Aimed at women and men who want to de-frizz their locks while out on the town, the machines are already popular at nightspots all across London and other cities in the United Kingdom.
The wall-mounted hair-straightening flat iron machines charge patrons a small fee for use. In England, the service costs a pound for 90 seconds; here in New York, businessmen are thinking of charging a dollar for 60 seconds. The machines here would accept bills.
Counting on the machine's popularity across the Atlantic, an entrepreneur named David Ganulan has ordered $50,000 worth of the machines, which he is trying to market to clubs across the city and later in Miami.
Mr. Ganulan says he has already drummed up quite a bit of interest from bar and club owners in the city, but declined to give names. Along with two partners, he has created a company called New Vending Concepts.
The in-stall flat irons are the brainchild of two Scottish businessmen, Neil Mackay and Richard Starrett, who this week won the Best Grooming Gear award in Wallpaper magazine's international design awards.
The machine's ceramic tongs were honored at the Hayward Gallery in London.
Despite the accolades, it is unclear how the irons will fare in the city.
The owner and director of Polished Social Image Consultants, Samantha von Sperling, who helps style many high-profile New Yorkers, said that even though curly and wavy hairstyles are in this winter, the flat irons will be a hit at city clubs.
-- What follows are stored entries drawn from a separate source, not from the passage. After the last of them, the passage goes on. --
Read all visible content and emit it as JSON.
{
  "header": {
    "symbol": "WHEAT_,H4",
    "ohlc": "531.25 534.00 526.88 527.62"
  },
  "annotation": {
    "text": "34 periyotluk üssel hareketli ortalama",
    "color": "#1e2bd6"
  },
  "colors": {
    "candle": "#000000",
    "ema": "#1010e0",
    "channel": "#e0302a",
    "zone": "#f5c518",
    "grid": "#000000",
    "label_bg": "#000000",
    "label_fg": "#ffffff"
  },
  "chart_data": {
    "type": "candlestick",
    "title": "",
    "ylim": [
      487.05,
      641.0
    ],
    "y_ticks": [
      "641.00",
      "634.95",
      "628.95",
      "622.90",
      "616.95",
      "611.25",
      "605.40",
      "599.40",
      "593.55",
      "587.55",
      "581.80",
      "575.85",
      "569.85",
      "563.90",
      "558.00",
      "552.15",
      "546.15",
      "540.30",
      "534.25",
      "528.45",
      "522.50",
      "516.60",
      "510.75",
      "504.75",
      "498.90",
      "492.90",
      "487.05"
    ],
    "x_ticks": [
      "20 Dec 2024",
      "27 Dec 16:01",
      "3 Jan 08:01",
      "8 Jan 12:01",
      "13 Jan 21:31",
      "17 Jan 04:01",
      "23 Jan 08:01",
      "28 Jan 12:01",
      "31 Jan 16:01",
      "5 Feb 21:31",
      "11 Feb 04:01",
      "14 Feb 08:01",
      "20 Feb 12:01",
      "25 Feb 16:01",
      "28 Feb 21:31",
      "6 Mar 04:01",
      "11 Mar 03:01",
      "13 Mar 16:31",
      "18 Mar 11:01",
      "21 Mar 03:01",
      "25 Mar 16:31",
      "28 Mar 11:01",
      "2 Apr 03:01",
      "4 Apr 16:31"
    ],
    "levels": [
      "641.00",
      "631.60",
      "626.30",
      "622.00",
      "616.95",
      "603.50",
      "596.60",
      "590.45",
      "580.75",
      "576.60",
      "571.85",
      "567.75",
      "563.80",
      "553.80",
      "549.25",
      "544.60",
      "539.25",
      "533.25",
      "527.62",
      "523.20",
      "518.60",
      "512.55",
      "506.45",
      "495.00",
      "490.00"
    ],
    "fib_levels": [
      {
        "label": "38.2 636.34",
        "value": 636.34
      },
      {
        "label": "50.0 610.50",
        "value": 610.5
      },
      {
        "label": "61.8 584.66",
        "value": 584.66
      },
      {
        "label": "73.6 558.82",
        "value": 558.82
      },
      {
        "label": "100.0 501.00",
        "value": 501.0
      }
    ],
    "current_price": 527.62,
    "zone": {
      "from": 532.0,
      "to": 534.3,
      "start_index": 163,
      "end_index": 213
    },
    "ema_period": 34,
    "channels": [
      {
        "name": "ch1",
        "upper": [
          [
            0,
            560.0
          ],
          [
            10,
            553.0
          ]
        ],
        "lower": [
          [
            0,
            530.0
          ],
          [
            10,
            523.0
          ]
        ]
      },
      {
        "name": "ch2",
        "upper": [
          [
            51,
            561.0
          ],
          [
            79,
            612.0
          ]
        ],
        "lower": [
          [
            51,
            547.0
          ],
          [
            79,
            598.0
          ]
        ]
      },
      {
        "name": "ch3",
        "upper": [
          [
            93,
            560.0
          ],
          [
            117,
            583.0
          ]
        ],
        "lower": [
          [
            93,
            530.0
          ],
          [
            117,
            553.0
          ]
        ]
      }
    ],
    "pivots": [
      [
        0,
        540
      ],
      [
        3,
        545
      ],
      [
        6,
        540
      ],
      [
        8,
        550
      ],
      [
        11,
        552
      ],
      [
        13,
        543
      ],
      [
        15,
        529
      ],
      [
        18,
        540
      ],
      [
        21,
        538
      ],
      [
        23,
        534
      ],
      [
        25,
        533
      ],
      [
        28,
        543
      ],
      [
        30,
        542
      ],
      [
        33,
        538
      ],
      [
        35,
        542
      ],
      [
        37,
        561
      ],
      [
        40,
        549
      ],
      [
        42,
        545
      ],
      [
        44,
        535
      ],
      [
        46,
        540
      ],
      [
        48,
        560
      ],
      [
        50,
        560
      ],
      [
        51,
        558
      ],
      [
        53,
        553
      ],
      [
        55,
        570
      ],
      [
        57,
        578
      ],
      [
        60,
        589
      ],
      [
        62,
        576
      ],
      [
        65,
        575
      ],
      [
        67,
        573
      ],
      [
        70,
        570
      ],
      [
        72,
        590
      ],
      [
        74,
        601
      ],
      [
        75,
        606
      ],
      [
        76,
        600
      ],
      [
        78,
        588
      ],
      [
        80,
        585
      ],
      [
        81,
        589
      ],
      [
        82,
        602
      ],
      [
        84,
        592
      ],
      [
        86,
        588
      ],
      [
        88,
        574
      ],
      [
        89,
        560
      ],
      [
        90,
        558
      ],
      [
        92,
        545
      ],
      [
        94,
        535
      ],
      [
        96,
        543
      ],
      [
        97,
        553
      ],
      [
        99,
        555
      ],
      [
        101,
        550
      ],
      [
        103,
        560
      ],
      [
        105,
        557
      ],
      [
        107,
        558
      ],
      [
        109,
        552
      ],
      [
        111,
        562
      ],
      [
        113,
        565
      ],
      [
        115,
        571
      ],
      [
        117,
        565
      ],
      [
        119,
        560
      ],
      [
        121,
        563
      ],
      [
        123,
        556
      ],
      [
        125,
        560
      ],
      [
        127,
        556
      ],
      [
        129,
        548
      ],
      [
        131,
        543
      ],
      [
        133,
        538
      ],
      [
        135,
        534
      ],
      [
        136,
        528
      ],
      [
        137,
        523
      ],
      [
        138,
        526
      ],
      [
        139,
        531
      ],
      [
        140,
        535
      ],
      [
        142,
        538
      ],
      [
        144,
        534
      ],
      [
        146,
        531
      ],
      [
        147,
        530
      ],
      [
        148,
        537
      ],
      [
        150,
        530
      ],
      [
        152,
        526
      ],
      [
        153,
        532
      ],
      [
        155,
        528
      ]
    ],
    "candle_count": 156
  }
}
"After a night of clubbing when a woman's hair has gone from wavy to frizzy, or just plain soaking wet, she would happily take a half way decent ironed look," Ms. von Sperling said. "I'd rather look a year out of fashion than like a wet rat."
The Beautiful Vending Company has already mounted about 700 machines in the United Kingdom. Currently the company is experiencing its most rapid growth to date, installing about 40 hair irons a week.
The manager of an Italian eatery in Murray Hill called Bistango Restaurant, Anthony Avellino, said he would consider installing a flat iron machine in his restaurant. "Being that I have three daughters who use straightening irons all the time," Mr. Avellino said. " I think it could be an added plus." Others in the industry, however, aren't so keen on the idea of placing hot ceramic tongs in the hands of customers who may be inebriated.
"It sounds dangerous," a bartender at Rogue Restaurant and Bar in midtown, Jessica Freeborn, said, "I don't know if America is ready for hair straighteners in bathrooms."
Messrs. Mackay and Starrett came up with the concept of the vending machines while working as event marketers in Scotland. According to Mr. Mackay they saw a demand for beauty products at bars and clubs.
Their business philosophy is that a well-run and successful nightspot keeps female clients inside its doors, and with flat irons, fashionable women might stick around a while longer.
Club and bar owners can have the hair irons installed for free by New Vending Concepts. The establishment and Mr. Ganulin — who also created a company called Kettlebell Concepts that brought exercise techniques from Czarist Russia to America — split a portion of the profits, similar to the arrangement that bar owners have with internet juke box companies. As an additional revenue driver, there is space for marketers to place color ads behind the machines.